OCaml 2017 will open with an invited talk by three frequent contributors that recently became maintainers of the OCaml implementation: David Allsopp (video), Florian Angeletti (video), and Sébastien Hinderer (video).

Due to the high number of high-quality submissions, we had to have more posters than in previous editions to fit a one-day schedule. Presentations were selected as talks or posters based on what presentation medium could work well, rather than on any preference on the content.

The following works will be presented as talks

The following works will be presented as posters.

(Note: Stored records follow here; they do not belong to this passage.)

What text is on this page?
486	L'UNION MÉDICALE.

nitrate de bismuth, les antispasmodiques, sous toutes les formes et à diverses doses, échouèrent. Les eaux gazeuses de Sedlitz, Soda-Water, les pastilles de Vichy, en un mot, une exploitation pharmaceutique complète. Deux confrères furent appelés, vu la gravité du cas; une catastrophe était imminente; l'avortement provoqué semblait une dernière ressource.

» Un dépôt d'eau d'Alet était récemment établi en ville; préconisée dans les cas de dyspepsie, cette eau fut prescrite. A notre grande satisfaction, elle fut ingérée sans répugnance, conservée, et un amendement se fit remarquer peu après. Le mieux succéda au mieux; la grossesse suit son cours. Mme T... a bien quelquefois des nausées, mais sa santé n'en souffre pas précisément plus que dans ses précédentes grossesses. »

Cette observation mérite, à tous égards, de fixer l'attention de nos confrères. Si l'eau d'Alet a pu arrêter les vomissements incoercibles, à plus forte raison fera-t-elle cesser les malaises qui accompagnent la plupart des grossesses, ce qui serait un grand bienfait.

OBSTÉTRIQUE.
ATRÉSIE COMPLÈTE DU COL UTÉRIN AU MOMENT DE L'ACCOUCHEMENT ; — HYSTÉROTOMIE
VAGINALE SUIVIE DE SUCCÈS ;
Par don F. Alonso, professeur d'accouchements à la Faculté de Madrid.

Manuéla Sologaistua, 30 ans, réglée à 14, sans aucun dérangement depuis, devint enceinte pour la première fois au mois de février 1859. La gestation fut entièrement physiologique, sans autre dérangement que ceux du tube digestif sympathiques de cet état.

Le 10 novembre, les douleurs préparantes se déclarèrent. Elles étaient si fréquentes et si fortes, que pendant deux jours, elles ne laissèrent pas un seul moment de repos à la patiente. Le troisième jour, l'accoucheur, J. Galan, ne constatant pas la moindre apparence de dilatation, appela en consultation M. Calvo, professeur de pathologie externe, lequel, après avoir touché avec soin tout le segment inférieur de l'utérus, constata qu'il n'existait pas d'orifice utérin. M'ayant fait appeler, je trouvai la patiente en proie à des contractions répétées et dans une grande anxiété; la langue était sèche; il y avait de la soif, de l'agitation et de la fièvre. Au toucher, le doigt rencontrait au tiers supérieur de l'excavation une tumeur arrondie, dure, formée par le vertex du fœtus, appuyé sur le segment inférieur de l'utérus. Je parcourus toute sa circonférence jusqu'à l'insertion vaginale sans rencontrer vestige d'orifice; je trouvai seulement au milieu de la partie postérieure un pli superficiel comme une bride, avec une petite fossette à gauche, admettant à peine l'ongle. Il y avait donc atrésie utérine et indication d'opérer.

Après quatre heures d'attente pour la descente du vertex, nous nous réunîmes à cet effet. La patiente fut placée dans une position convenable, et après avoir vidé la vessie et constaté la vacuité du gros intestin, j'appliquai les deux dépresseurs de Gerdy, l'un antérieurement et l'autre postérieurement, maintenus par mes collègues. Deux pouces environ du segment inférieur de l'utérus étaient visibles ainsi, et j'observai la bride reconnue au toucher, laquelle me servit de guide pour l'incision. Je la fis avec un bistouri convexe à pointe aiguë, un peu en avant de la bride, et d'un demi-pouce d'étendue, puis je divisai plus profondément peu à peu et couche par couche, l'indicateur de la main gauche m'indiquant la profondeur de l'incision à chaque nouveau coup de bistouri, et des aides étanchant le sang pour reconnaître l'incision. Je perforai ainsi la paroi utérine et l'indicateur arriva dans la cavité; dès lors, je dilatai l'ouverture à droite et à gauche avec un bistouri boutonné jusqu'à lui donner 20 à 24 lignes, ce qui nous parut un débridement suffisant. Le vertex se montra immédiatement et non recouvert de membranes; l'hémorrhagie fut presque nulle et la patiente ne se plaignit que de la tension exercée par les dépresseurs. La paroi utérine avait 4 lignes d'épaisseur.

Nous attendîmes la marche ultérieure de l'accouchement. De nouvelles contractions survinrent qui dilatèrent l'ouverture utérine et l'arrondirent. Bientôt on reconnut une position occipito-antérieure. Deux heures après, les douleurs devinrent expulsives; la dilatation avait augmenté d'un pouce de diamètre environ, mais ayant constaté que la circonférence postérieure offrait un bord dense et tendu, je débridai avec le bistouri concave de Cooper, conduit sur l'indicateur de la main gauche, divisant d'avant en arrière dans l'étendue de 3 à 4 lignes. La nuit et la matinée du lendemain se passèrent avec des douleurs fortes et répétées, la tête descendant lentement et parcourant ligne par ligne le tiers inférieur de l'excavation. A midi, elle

Call for presentations (past)

Scope

Presentations and discussions will focus on the OCaml programming language and its community. We aim to solicit talks on all aspects related to improving the use or development of the language and its programming environment, including, for example (but not limited to):

  • compiler developments, new backends, runtime and architectures

  • practical type system improvements, such as (but not limited to) GADTs, first-class modules, generic programming, or dependent types

  • new library or application releases, and their design rationales

  • tools and infrastructure services, and their enhancements

  • prominent industrial or experimental uses of OCaml, or deployments in unusual situations.

Presentations

It will be an informal meeting with no formal proceedings. The presentation material will be available online from the workshop homepage. The presentations may be recorded, and made available at a later time.

The main presentation format is a workshop talk, traditionally around 20 minutes in length, plus question time, but we also have a poster session during the workshop -- this allows to present more diverse work, and gives time for discussion. The program committee will decide which presentations should be delivered as posters or talks.

Submission

To submit a presentation, please register a description of the talk (about 2 pages long) at https://icfp-ocaml17.hotcrp.com/ providing a clear statement of what will be provided by the presentation: the problems that are addressed, the solutions or methods that are proposed.

LaTeX-produced PDFs are a common and welcome submission format. For accessibility purposes, we ask PDF submitters to also provide the sources of their submission in a textual format, such as .tex sources. Reviewers may read either the submitted PDF or the text version.

Important dates

  • Wednesday 31st May (any time zone): Abstract submission deadline
  • Wednesday 28th June: Author notification
  • Friday 8th September 2017: OCaml Workshop

ML family workshop and post-proceedings

The ML family workshop, held on the previous day, deals with general issues of the ML-style programming and type systems, focuses on more research-oriented work that is less specific to a language in particular (OCaml). There is an overlap between the two workshops, and we have occasionally transferred presentations from one to the other in the past. The authors who feel their submission fits both workshops are encouraged to mention it at submission time and/or contact the Program Chairs.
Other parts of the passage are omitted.